People using anomaly detection have a bunch of small models with small dimensionalities, but when you add more, detection becomes tricky and the system becomes vulnerable. For instance, consider normality-poisoning attacks. Your system is designed to compare your data to a “normal” preset, but what is the perfect normal? It doesn’t matter how you train the model, if it’s told the wrong information in the beginning, it will never learn the right way.
The Anomaly Detection Pyramid
Pinto goes on to breakdown his basic pyramid of importance when it comes to different factors that decide how to integrate machine learning anomaly detection.
Pinto stresses that the main issue most systems have is insufficient ground truth. You could have the most extensive set of features and the best algorithm, but if the system doesn’t have specifics to compare the data to then none of it matters. When it comes to unsupervised machine learning algorithms, they don’t have the ground truth to compare their information to, which Pinto calls “lazy.”
Without any ground truth, you don’t have control over the base knowledge, which means your security can easily be compromised by attackers. Unsupervised anomaly detection may be great for exploratory matters and learning what you should build, but otherwise it should never be put into production.
Supervised Machine Learning
What Pinto recommends for security is implementing a supervised machine learning system, which improves security by trying to establish a wider ground truth. He claims that there is a good amount of data out there for malicious content to compare to your system, but that vetted non-malicious data is still a challenge. TImeliness is also a big challenge since you have to continuously train the model, but this has become easier with open source software.
When it comes to malware data, they’ve had a lot more success in clustering malware samples, which means that if you know something is bad, it is easy to detect, but classifying them without the knowledge beforehand has been less successful.
Many state of the art AV companies, though, have an absurd amount of samples. They’re been researching and consolidating data on them for decades, making machine learning anomaly detection much better. Pinto urges that you should still be careful though, because some papers that have surfaced suffer from bad ground truth.
There have also been advancements in using network-based data, such as DGA classification and domain classification in general malware network behavior, using that to train a supervised machine learner, but it has proven more difficult for developers who are currently working on it.
There’s also a focus on using threat intelligence data, mimicking the way an analyst would use this info to come to the same conclusion they would in the domain.
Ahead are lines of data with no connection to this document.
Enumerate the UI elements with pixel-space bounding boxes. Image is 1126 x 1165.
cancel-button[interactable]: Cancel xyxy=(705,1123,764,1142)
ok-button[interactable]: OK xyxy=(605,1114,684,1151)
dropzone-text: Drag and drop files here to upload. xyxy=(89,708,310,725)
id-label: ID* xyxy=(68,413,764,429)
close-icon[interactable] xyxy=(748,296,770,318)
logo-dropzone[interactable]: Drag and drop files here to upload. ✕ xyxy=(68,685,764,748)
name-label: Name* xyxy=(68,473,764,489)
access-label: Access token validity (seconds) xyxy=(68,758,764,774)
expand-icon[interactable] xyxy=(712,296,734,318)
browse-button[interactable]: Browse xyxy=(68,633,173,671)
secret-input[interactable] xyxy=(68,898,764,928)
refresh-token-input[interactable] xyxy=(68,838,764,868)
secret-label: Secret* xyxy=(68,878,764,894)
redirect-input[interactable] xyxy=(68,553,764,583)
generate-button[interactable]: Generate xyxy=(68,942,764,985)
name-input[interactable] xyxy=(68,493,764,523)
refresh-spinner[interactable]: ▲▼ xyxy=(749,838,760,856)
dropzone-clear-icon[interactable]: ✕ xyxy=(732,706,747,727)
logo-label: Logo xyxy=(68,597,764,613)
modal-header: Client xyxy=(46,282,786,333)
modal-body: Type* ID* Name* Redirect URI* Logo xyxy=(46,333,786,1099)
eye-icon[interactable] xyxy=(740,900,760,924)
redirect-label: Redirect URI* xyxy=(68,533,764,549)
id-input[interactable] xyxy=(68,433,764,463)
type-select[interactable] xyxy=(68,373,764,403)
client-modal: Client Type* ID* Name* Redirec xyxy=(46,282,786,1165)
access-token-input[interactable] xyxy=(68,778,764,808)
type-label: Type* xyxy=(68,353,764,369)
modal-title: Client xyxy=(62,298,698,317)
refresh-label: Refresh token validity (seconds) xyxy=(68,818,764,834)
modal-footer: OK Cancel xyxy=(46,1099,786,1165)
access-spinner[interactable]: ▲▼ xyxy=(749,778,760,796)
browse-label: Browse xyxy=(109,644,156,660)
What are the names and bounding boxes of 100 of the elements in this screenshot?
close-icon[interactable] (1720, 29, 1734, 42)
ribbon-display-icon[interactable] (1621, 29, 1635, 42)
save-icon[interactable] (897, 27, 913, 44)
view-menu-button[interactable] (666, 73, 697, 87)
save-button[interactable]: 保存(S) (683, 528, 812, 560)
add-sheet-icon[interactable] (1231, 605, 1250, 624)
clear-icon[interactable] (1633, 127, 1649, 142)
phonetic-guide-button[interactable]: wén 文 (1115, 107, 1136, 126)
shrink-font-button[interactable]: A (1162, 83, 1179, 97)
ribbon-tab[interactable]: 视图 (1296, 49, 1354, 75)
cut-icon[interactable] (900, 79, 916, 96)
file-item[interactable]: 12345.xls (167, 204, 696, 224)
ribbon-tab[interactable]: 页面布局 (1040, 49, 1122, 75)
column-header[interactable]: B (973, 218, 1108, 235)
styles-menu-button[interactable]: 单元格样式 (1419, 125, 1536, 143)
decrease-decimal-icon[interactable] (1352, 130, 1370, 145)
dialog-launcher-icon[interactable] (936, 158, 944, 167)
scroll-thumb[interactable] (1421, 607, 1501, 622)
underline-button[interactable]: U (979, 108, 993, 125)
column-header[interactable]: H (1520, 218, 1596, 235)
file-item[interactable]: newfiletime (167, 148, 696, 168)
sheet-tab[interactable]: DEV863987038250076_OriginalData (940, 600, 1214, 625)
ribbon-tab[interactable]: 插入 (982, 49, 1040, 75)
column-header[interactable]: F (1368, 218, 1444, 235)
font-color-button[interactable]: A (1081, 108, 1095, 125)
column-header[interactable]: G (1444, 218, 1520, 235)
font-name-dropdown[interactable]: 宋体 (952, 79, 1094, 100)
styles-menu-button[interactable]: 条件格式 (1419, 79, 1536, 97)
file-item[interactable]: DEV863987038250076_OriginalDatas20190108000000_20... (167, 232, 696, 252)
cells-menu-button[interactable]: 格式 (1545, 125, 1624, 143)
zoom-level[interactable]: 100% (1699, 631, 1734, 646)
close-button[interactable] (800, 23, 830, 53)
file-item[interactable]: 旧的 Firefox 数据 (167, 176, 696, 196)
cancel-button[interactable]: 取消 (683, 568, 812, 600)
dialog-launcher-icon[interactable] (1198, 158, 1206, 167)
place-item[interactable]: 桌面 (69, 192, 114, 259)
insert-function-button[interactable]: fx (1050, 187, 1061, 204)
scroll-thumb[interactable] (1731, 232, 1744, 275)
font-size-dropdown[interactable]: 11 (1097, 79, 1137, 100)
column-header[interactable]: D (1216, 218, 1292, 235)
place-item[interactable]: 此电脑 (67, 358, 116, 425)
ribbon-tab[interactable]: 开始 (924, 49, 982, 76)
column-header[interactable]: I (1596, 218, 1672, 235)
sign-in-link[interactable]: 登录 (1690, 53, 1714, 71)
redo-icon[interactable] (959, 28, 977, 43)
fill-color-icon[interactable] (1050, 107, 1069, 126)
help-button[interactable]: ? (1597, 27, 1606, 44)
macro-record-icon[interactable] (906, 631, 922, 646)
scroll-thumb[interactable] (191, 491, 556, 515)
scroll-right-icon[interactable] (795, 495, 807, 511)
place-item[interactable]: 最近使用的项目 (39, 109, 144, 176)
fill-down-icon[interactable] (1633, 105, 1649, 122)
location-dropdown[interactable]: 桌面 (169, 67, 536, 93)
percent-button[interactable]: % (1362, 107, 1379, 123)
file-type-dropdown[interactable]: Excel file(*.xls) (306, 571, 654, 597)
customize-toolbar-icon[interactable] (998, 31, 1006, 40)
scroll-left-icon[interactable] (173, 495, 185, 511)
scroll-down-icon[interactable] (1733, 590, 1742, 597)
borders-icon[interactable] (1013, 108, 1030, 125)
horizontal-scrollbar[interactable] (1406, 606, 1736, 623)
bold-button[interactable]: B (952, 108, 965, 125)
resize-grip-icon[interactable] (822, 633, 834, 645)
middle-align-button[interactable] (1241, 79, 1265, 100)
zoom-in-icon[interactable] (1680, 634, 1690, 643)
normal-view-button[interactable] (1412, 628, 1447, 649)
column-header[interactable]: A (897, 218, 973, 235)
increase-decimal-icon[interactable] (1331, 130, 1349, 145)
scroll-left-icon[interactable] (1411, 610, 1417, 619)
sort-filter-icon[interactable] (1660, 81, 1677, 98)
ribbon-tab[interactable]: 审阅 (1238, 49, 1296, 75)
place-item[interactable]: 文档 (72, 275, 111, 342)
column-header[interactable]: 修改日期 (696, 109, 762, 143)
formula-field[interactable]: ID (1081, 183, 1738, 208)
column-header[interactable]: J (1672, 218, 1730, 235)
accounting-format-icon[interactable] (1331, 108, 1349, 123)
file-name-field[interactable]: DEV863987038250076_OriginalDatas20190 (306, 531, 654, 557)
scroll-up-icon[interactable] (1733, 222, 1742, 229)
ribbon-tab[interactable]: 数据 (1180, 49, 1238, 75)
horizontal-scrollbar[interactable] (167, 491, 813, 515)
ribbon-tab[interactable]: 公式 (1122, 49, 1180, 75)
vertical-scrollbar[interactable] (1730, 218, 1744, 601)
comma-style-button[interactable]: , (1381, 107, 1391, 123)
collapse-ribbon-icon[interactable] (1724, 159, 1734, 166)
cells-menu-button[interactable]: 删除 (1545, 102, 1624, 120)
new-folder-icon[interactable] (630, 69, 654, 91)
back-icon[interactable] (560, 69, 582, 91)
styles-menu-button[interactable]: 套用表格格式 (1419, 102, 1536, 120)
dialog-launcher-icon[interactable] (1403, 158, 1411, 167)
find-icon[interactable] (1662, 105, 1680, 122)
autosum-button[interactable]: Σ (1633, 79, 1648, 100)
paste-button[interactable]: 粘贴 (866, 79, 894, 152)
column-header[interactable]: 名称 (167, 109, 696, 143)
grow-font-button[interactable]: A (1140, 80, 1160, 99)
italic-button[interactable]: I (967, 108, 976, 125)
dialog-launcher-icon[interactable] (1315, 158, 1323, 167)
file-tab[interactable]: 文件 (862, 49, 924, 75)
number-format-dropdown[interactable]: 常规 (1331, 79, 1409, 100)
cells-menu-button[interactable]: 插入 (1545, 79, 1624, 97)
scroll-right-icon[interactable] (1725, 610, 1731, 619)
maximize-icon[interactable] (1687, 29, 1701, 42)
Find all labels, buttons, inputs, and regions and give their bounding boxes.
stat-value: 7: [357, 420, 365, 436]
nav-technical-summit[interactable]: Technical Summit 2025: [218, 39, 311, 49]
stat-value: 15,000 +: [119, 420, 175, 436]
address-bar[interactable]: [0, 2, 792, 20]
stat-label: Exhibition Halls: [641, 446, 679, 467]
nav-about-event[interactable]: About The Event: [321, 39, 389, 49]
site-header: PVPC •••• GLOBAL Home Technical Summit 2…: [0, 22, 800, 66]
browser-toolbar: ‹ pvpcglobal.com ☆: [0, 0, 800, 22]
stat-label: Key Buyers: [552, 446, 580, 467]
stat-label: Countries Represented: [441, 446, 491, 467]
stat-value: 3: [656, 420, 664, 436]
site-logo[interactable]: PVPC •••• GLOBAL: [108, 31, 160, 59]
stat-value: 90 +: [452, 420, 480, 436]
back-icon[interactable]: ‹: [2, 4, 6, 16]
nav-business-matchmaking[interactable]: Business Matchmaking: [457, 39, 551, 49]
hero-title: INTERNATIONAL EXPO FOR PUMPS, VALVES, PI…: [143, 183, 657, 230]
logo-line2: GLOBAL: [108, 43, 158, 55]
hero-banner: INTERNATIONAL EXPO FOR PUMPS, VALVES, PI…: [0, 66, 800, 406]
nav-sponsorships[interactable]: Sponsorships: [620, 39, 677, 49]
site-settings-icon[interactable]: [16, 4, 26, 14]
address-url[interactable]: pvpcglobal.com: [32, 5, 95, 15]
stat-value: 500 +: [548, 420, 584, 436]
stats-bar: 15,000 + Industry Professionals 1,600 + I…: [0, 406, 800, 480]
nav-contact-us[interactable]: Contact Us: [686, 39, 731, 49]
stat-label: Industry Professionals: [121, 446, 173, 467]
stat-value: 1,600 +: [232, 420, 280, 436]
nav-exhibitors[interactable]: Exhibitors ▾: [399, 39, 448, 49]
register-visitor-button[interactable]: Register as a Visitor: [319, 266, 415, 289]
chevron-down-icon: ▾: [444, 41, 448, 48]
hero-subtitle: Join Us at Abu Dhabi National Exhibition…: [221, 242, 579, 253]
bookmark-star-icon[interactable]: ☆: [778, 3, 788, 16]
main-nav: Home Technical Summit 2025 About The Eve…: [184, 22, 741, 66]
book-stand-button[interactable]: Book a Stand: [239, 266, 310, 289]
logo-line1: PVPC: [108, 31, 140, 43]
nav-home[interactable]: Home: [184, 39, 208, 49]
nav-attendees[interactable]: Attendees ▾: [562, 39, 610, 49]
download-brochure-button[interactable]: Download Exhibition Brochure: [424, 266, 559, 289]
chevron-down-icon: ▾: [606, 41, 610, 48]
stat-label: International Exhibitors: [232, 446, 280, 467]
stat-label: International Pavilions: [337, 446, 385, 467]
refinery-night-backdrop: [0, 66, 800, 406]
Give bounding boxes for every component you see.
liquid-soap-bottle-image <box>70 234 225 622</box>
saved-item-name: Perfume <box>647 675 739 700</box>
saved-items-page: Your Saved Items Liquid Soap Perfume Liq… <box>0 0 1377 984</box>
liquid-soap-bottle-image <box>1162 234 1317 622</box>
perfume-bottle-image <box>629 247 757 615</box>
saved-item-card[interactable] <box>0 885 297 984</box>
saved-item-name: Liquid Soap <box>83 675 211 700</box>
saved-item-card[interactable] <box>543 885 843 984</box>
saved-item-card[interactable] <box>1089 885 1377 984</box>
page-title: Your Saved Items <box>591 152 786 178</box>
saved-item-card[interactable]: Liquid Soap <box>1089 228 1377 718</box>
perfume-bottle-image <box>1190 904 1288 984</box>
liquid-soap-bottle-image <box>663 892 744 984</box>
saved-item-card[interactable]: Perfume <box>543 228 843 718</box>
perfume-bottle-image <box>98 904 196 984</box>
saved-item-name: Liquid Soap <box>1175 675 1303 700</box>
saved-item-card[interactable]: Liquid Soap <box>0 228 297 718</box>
Basically, by describing the relationship between known bad data on the internet, you can uncover the hidden links between specific actor infrastructure just like and analyst would.
Also one last buzzword Pinto notes to be weary of is the phrase “Deep Learning.” What it is in layman’s terms is premature optimization. Again, though, if you don’t have good ground truth, optimizing your system will do nothing for you.
You should remember when it comes to optimization that most security-based data is messy, very categorical, contains lots of missing values and that the actual model accuracy is a tiny component in a soulutions success. Overall, when considering machine learning Pinto suggests making sure you have an answer to the following four questions in order to confirm that you are using it for the betterment of you system
- What are you trying to achieve with adding ML to the solution?
- What are the sources of ground truth for you models?
- How can you protect the features and ground truth from adversaries?
- How does the solution and processes around it handle false positives/false negatives?